People confuse popularity with merit. Things become extremely popular because of chance network effects. Humans are herd animals. You get a big hit if you are lucky enough to start a stampede. (Or if you spend a lot of energy carefully engineering a stampede).
Not getting a stampede doesn't mean you didn't make something amazing.
He did build something new and successful with 0x10c. That demo is amazing. Its a 3d shooter with an awesome laser gun and a _full 80s computer emulated inside of it_. And an abstraction for virtual peripherals, a virtual monitor, and a virtual 3d vector display. Its fucking awesome.
Did he make $100 million selling that? No. Does that mean it isn't awesome? No it absolutely does not. For starters, it was never for sale.
Here is a song https://www.youtube.com/watch?v=BBAtAM7vtgc that is an absolutely horrible parody of itself (intentionally, for comedic effect (we hope)) that was in the top five of the charts for its category. It sold quite a lot of downloads, purchases and products. Incredibly popular. Complete crap.

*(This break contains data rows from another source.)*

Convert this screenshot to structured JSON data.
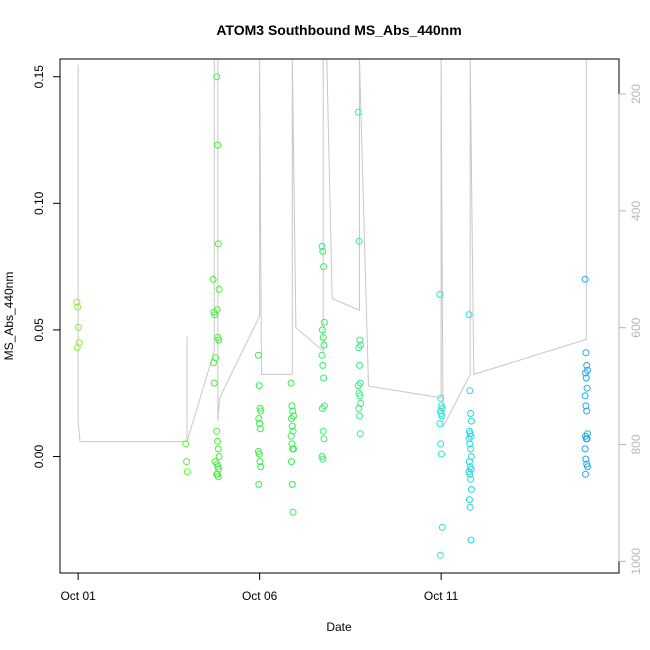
{
  "chart_data": {
    "type": "scatter",
    "title": "ATOM3 Southbound MS_Abs_440nm",
    "xlabel": "Date",
    "ylabel": "MS_Abs_440nm",
    "x_ticks": [
      {
        "day": 1,
        "label": "Oct 01"
      },
      {
        "day": 6,
        "label": "Oct 06"
      },
      {
        "day": 11,
        "label": "Oct 11"
      }
    ],
    "y_ticks": [
      {
        "value": 0.0,
        "label": "0.00"
      },
      {
        "value": 0.05,
        "label": "0.05"
      },
      {
        "value": 0.1,
        "label": "0.10"
      },
      {
        "value": 0.15,
        "label": "0.15"
      }
    ],
    "secondary_y_ticks": [
      {
        "value": 200,
        "label": "200"
      },
      {
        "value": 400,
        "label": "400"
      },
      {
        "value": 600,
        "label": "600"
      },
      {
        "value": 800,
        "label": "800"
      },
      {
        "value": 1000,
        "label": "1000"
      }
    ],
    "xlim_days": [
      0.5,
      15.9
    ],
    "ylim": [
      -0.046,
      0.157
    ],
    "secondary_ylim_reversed": [
      1020,
      140
    ],
    "grid": false,
    "legend": "none",
    "colors": {
      "line": "#c8c8c8",
      "axis": "#000000",
      "secondary_axis": "#b8b8b8"
    },
    "points": [
      {
        "day": 1.0,
        "color": "#8ef03c",
        "y": [
          0.061,
          0.059,
          0.051,
          0.045,
          0.043
        ]
      },
      {
        "day": 4.0,
        "color": "#62f03a",
        "y": [
          0.005,
          -0.002,
          -0.006
        ]
      },
      {
        "day": 4.75,
        "color": "#45f03a",
        "y": [
          0.07,
          0.057,
          0.056,
          0.039,
          0.037,
          0.029,
          -0.002
        ]
      },
      {
        "day": 4.85,
        "color": "#45f03a",
        "y": [
          0.15,
          0.123,
          0.084,
          0.066,
          0.058,
          0.047,
          0.046,
          0.01,
          0.006,
          0.003,
          0.0,
          -0.003,
          -0.004,
          -0.005,
          -0.007,
          -0.007,
          -0.008
        ]
      },
      {
        "day": 6.0,
        "color": "#34f046",
        "y": [
          0.04,
          0.028,
          0.019,
          0.018,
          0.015,
          0.013,
          0.011,
          0.002,
          0.001,
          -0.002,
          -0.004,
          -0.011
        ]
      },
      {
        "day": 6.9,
        "color": "#34f050",
        "y": [
          0.029,
          0.02,
          0.018,
          0.016,
          0.015,
          0.012,
          0.01,
          0.008,
          0.005,
          0.003,
          0.003,
          -0.002,
          -0.011,
          -0.022
        ]
      },
      {
        "day": 7.75,
        "color": "#34f068",
        "y": [
          0.083,
          0.081,
          0.075,
          0.053,
          0.05,
          0.047,
          0.044,
          0.04,
          0.036,
          0.031,
          0.02,
          0.019,
          0.01,
          0.007,
          0.0,
          -0.001
        ]
      },
      {
        "day": 8.75,
        "color": "#34f080",
        "y": [
          0.136,
          0.085,
          0.046,
          0.044,
          0.043,
          0.036,
          0.029,
          0.028,
          0.025,
          0.024,
          0.021,
          0.019,
          0.016,
          0.009
        ]
      },
      {
        "day": 11.0,
        "color": "#28e8d8",
        "y": [
          0.064,
          0.023,
          0.02,
          0.019,
          0.018,
          0.017,
          0.016,
          0.013,
          0.005,
          0.001,
          -0.028,
          -0.039
        ]
      },
      {
        "day": 11.8,
        "color": "#24d8e8",
        "y": [
          0.056,
          0.026,
          0.017,
          0.014,
          0.01,
          0.009,
          0.008,
          0.007,
          0.005,
          0.003,
          0.0,
          -0.002,
          -0.004,
          -0.005,
          -0.006,
          -0.007,
          -0.009,
          -0.013,
          -0.017,
          -0.02,
          -0.033
        ]
      },
      {
        "day": 15.0,
        "color": "#20a8f0",
        "y": [
          0.07,
          0.041,
          0.036,
          0.034,
          0.033,
          0.031,
          0.027,
          0.024,
          0.02,
          0.018,
          0.009,
          0.008,
          0.007,
          0.007,
          0.003,
          -0.001,
          -0.003,
          -0.004,
          -0.007
        ]
      }
    ],
    "altitude_track": [
      [
        1.0,
        150
      ],
      [
        1.0,
        760
      ],
      [
        1.05,
        795
      ],
      [
        4.0,
        795
      ],
      [
        4.0,
        615
      ],
      [
        4.0,
        795
      ],
      [
        4.75,
        640
      ],
      [
        4.75,
        140
      ],
      [
        4.85,
        140
      ],
      [
        4.85,
        760
      ],
      [
        4.9,
        720
      ],
      [
        6.0,
        580
      ],
      [
        6.0,
        140
      ],
      [
        6.05,
        680
      ],
      [
        6.9,
        680
      ],
      [
        6.9,
        140
      ],
      [
        7.0,
        600
      ],
      [
        7.75,
        640
      ],
      [
        7.75,
        140
      ],
      [
        7.85,
        140
      ],
      [
        8.0,
        550
      ],
      [
        8.75,
        570
      ],
      [
        8.75,
        140
      ],
      [
        9.0,
        700
      ],
      [
        11.0,
        720
      ],
      [
        11.0,
        140
      ],
      [
        11.05,
        770
      ],
      [
        11.8,
        680
      ],
      [
        11.8,
        140
      ],
      [
        11.9,
        680
      ],
      [
        15.0,
        620
      ],
      [
        15.0,
        140
      ]
    ]
  }
}
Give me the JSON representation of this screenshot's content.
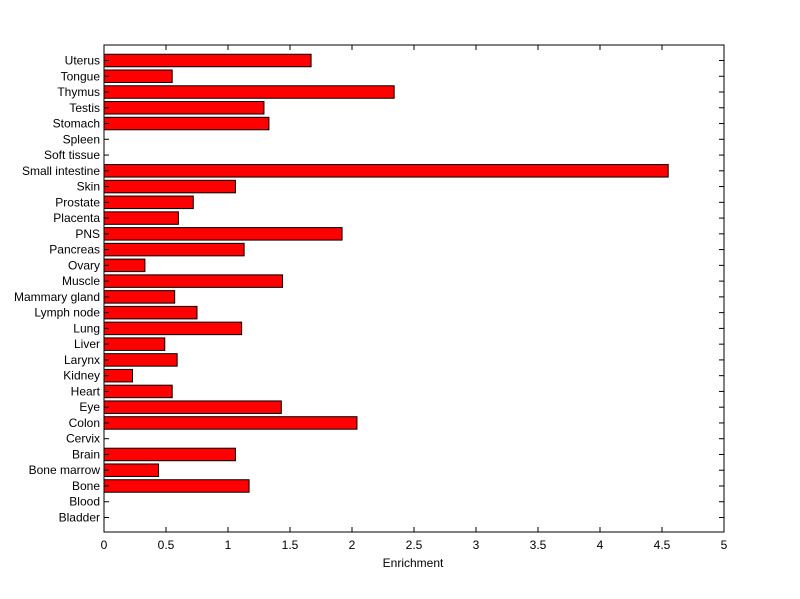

Judging the merit of something on the basis of how excited the herd gets is completely wrong.
You can't always catch lightning in a bottle again. And I don't envy having that hanging over the heads of oh who am I kidding I would totally love to be in the position of potentially disappointing thousands of fans when my next comic doesn't appeal to as many people as my most successful one did.
I'm sure Steve Jobs didn't care what people thought of him either. He just defaulted to "they will love what I do because I will create something great", whereas Notch seems to be more like "people are trouble, so go away." Which would probably be how I'd do it too.
That is 6 years. Minecraft has been around for 5 years. If we take the premise that Notch comes up with really good ideas once every 6 years he works on games, he'll hit this timeframe next year.
Alternately, the clock might only start from the moment he stopped personally working on Minecraft, which was in November 2011. In that case we will have to wait another 3 years for him to collect ideas.
I think that Phil Fish video that he linked really hit the nail on the head.
If he ever does create another big game, I'd expect it would be many years down the road, after he's toyed with a lot of ideas and had more than a few false starts.